From ScientificComputing
Revision as of 07:18, 16 December 2021 by Sfux (talk | contribs)

Jump to: navigation, search

Introduction

The batch system allows to target particular GPU model types by using a specifier that is provided by the Nvidia GPU driver. Up to now (driver version 450.80.02) those specifiers were consistent and did not change, but with the new GPU driver (495.29.05) those specifiers change, which can cause some issues when submitting GPU jobs. The new driver version is required to fully support CUDA versions newer than 11.1.x.

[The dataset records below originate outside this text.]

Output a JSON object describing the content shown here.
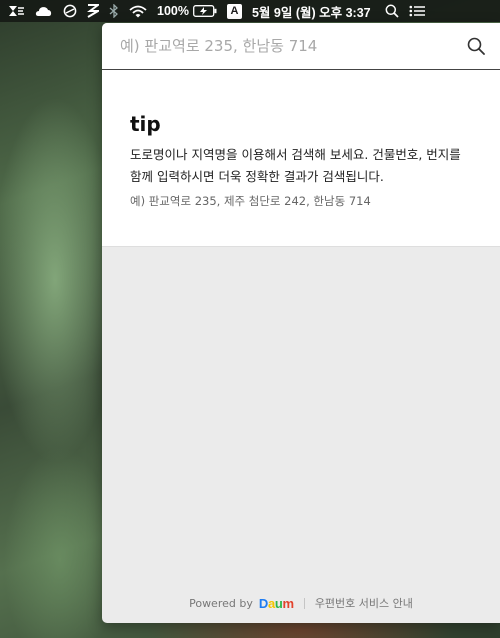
{
  "menubar": {
    "battery_percent": "100%",
    "input_method": "A",
    "clock": "5월 9일 (월) 오후 3:37",
    "icons": [
      "app-icon",
      "cloud-icon",
      "sync-icon",
      "logo-icon",
      "bluetooth-icon",
      "wifi-icon",
      "battery-charging-icon",
      "input-source-icon",
      "spotlight-icon",
      "notification-center-icon"
    ]
  },
  "search": {
    "placeholder": "예) 판교역로 235, 한남동 714",
    "value": ""
  },
  "tip": {
    "title": "tip",
    "description": "도로명이나 지역명을 이용해서 검색해 보세요. 건물번호, 번지를 함께 입력하시면 더욱 정확한 결과가 검색됩니다.",
    "example": "예) 판교역로 235, 제주 첨단로 242, 한남동 714"
  },
  "footer": {
    "powered_by": "Powered by",
    "brand_letters": [
      "D",
      "a",
      "u",
      "m"
    ],
    "brand_colors": [
      "#1e7cf2",
      "#f2c500",
      "#2fb54b",
      "#e3422c"
    ],
    "service_link": "우편번호 서비스 안내"
  }
}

Available GPU types and corresponding specifiers for the old and the new driver version

GPU Model Specifier (GPU driver <= 450.80.02) Specifier (GPU driver > 450.80.02) GPU memory per GPU CPU cores per node CPU memory per node
NVIDIA GeForce GTX 1080 GeForceGTX1080 8 GiB 20 256 GiB
NVIDIA GeForce GTX 1080 Ti GeForceGTX1080Ti NVIDIAGeForceRTX1080Ti 11 GiB 20 256 GiB
NVIDIA GeForce RTX 2080 Ti GeForceRTX2080Ti NVIDIAGeForceRTX2080Ti 11 GiB 36 384 GiB
NVIDIA GeForce RTX 2080 Ti GeForceRTX2080Ti NVIDIAGeForceRTX2080Ti 11 GiB 128 512 GiB
NVIDIA TITAN RTX TITANRTX NVIDIATITANRTX 24 GiB 128 512 GiB
NVIDIA Quadro RTX 6000 QuadroRTX6000 QuadroRTX6000 24 GiB 128 512 GiB
NVIDIA Tesla V100-SXM2 32 GB TeslaV100_SXM2_32GB 32 GiB 48 768 GiB
NVIDIA Tesla V100-SXM2 32 GB TeslaV100_SXM2_32GB TeslaV100_SXM2_32GB 32 GiB 40 512 GiB
Nvidia Tesla A100 A100_PCIE_40GB 40 GiB 48 768 GiB

Please note that the update of the GPU driver is a rolling update. For GPU node types where all nodes have already the updated driver version, the old identifier is crossed-out in the table above. Don't use crossed-out identifiers, as your job will be pending forever as LSF cannot find nodes with GPUs that have those identifiers.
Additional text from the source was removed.